To see why, let $(\mathbb{Z}, \Sigma, \mu)$ be a translational invariant measure. Let $A$ be the largest subset of $\Sigma$ that doesn't contain $0$. As $\bar{A}$ is not finite, there exists some $n \neq 0$ not lying in $A$. Take such an $n$ with the smallest absolute value. Now note that $A - n$ does not contain $0$. So we have
$$A - n \subset A.$$
As $-n \in A - n$, we have $-n \in A$. So by the same reasoning, $A + n \subset A$, thus $A \subset A - n$ and so $A = A - n$. So $A$ is $n$-periodic. By our choice of $n$, we can assume that $n > 0$, and conclude that
$$A = \mathbb{Z} \backslash n\mathbb{Z}.$$
Using translational invariance, we now conclude that $i + \mathbb{Z} \backslash n \mathbb{Z} \in \Sigma$ for each $i \in [n]$. We can easily verify that all $n$-periodic sets lies in $\Sigma$.

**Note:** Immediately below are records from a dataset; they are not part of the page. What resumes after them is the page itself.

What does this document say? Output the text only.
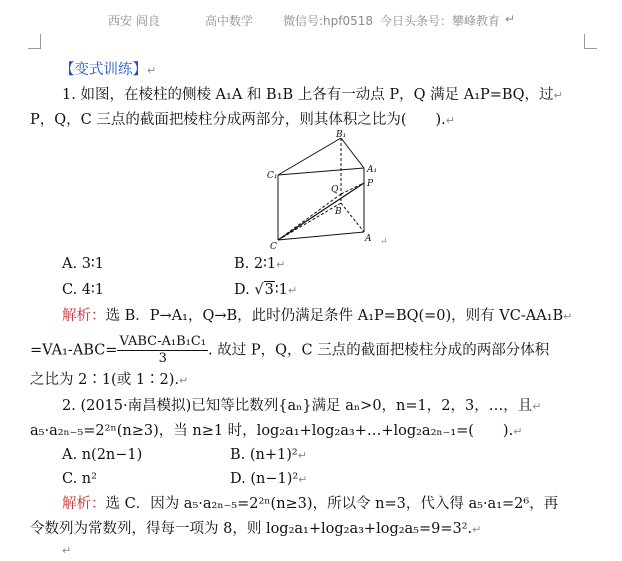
西安 阎良	高中数学 微信号:hpf0518 今日头条号：攀峰教育 ↵
【变式训练】↵
1. 如图，在棱柱的侧棱 A₁A 和 B₁B 上各有一动点 P，Q 满足 A₁P=BQ，过↵
P，Q，C 三点的截面把棱柱分成两部分，则其体积之比为(　　).↵
B₁
C₁
A₁
P
Q
B
C
A ↵
A. 3∶1	B. 2∶1↵
C. 4∶1	D. √3∶1↵
解析：选 B．P→A₁，Q→B，此时仍满足条件 A₁P=BQ(=0)，则有 VC-AA₁B↵
$=VA_1-ABC= \frac{\text{VABC-A₁B₁C₁}}{3}$ . 故过 P，Q，C 三点的截面把棱柱分成的两部分体积
之比为 2∶1(或 1∶2).↵
2. (2015·南昌模拟)已知等比数列{aₙ}满足 aₙ>0，n=1，2，3，…，且↵
a₅·a₂ₙ₋₅=2²ⁿ(n≥3)，当 n≥1 时，log₂a₁+log₂a₃+…+log₂a₂ₙ₋₁=(　　).↵
A. n(2n−1)	B. (n+1)²↵
C. n²	D. (n−1)²↵
解析：选 C．因为 a₅·a₂ₙ₋₅=2²ⁿ(n≥3)，所以令 n=3，代入得 a₅·a₁=2⁶，再
令数列为常数列，得每一项为 8，则 log₂a₁+log₂a₃+log₂a₅=9=3².↵
↵
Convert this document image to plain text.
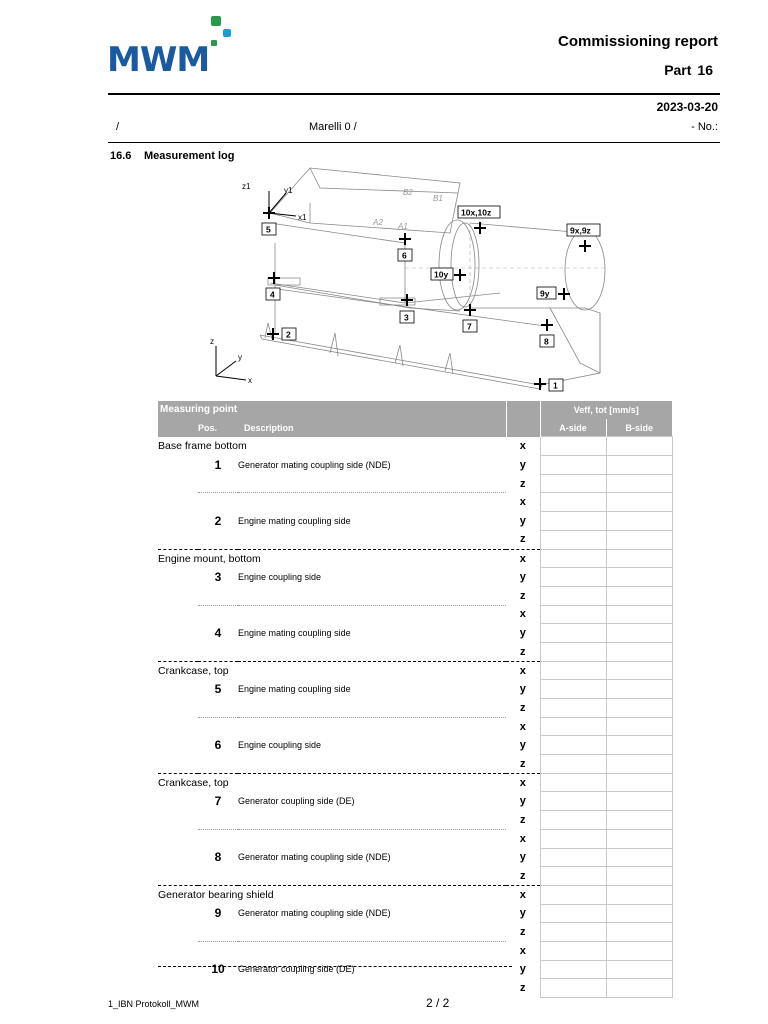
MWM	Commissioning report
Part 16
2023-03-20
/	Marelli 0 /	- No.:
16.6 Measurement log
B2
B1
A2 A1
z1	y1
x1
z
y
x
5
6
4
3
7
8
2
1
10y
10x,10z
9x,9z
9y
Measuring point				Veff, tot [mm/s]	
	Pos.	Description		A-side	B-side
Base frame bottom			x		
	1	Generator mating coupling side (NDE)	y		
			z		
			x		
	2	Engine mating coupling side	y		
			z		
Engine mount, bottom			x		
	3	Engine coupling side	y		
			z		
			x		
	4	Engine mating coupling side	y		
			z		
Crankcase, top			x		
	5	Engine mating coupling side	y		
			z		
			x		
	6	Engine coupling side	y		
			z		
Crankcase, top			x		
	7	Generator coupling side (DE)	y		
			z		
			x		
	8	Generator mating coupling side (NDE)	y		
			z		
Generator bearing shield			x		
	9	Generator mating coupling side (NDE)	y		
			z		
			x		
	10	Generator coupling side (DE)	y		
			z		
1_IBN Protokoll_MWM	2 / 2
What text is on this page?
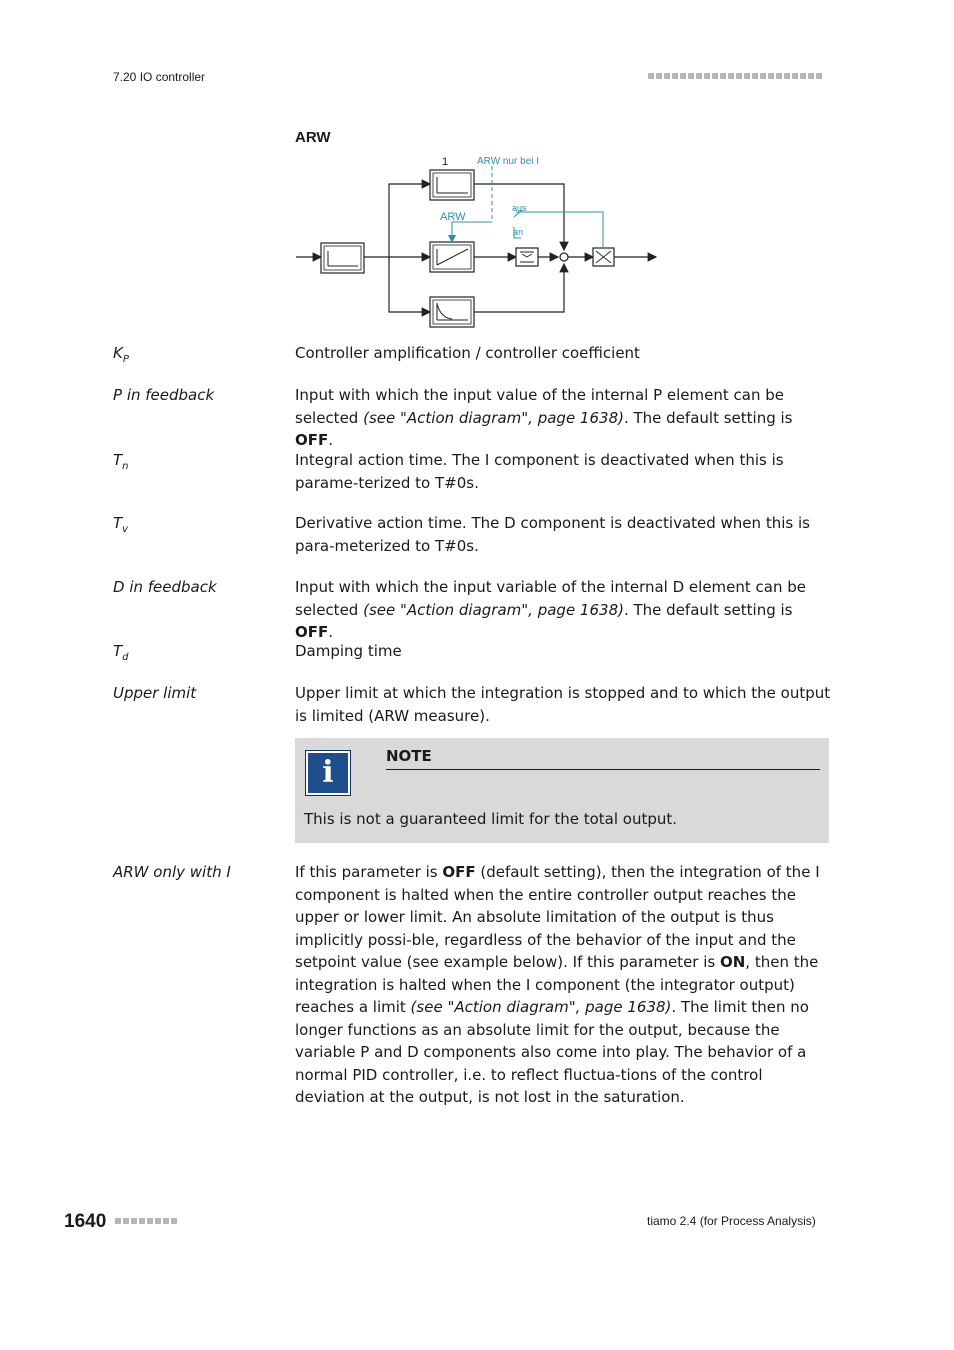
7.20 IO controller
ARW
1	ARW nur bei I
ARW
aus
an
$K_P$	Controller amplification / controller coefficient
P in feedback	Input with which the input value of the internal P element can be selected (see "Action diagram", page 1638). The default setting is OFF.
$T_n$	Integral action time. The I component is deactivated when this is parame-terized to T#0s.
$T_v$	Derivative action time. The D component is deactivated when this is para-meterized to T#0s.
D in feedback	Input with which the input variable of the internal D element can be selected (see "Action diagram", page 1638). The default setting is OFF.
$T_d$	Damping time
Upper limit	Upper limit at which the integration is stopped and to which the output is limited (ARW measure).
i	NOTE
This is not a guaranteed limit for the total output.
ARW only with I	If this parameter is OFF (default setting), then the integration of the I component is halted when the entire controller output reaches the upper or lower limit. An absolute limitation of the output is thus implicitly possi-ble, regardless of the behavior of the input and the setpoint value (see example below). If this parameter is ON, then the integration is halted when the I component (the integrator output) reaches a limit (see "Action diagram", page 1638). The limit then no longer functions as an absolute limit for the output, because the variable P and D components also come into play. The behavior of a normal PID controller, i.e. to reflect fluctua-tions of the control deviation at the output, is not lost in the saturation.
1640	tiamo 2.4 (for Process Analysis)
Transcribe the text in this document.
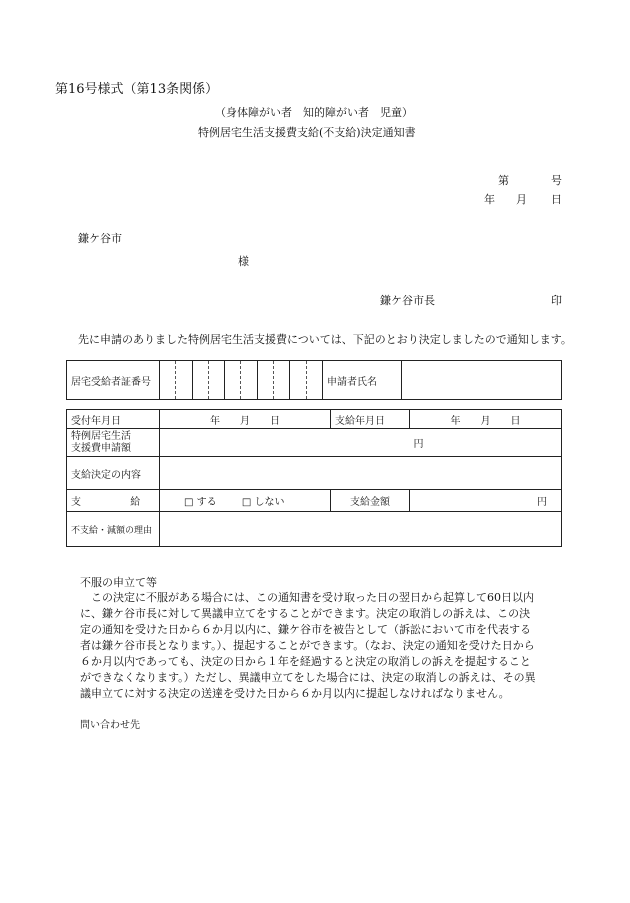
第16号様式（第13条関係）
（身体障がい者　知的障がい者　児童）
特例居宅生活支援費支給(不支給)決定通知書
第	号
年 月 日
鎌ケ谷市
様
鎌ケ谷市長	印
先に申請のありました特例居宅生活支援費については、下記のとおり決定しましたので通知します。
居宅受給者証番号		申請者氏名	
受付年月日	年　　月　　日	支給年月日	年　　月　　日

特例居宅生活
支援費申請額	円		
支給決定の内容			
支 給	□ する □ しない	支給金額	円
不支給・減額の理由			
不服の申立て等

　この決定に不服がある場合には、この通知書を受け取った日の翌日から起算して60日以内

に、鎌ケ谷市長に対して異議申立てをすることができます。決定の取消しの訴えは、この決

定の通知を受けた日から６か月以内に、鎌ケ谷市を被告として（訴訟において市を代表する

者は鎌ケ谷市長となります。）、提起することができます。（なお、決定の通知を受けた日から

６か月以内であっても、決定の日から１年を経過すると決定の取消しの訴えを提起すること

ができなくなります。）ただし、異議申立てをした場合には、決定の取消しの訴えは、その異

議申立てに対する決定の送達を受けた日から６か月以内に提起しなければなりません。

問い合わせ先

To see these are all the sets, let $B$ be any element of $\Sigma$. If $i \notin B$, then $B - i$ does not contain $0$, so $B - i \subset A$. Therefore, if $i \notin B$, then $i + kn \notin B$ for any $k \in \mathbb{Z}$. This implies that $B$ is $n$-periodic, as desired. So $\Sigma$ consists exactly of $n$ periodic sets.
Now it is straightforward to verify that the only possible $\mu$ on $\Sigma$ is
$$\mu(X) = c |X \cap [n]|$$
for some constant $c > 0$, as desired. (Indeed, one can take $c = \mu(\{kn: k \in \mathbb{Z}\})$, and use translational invariance.)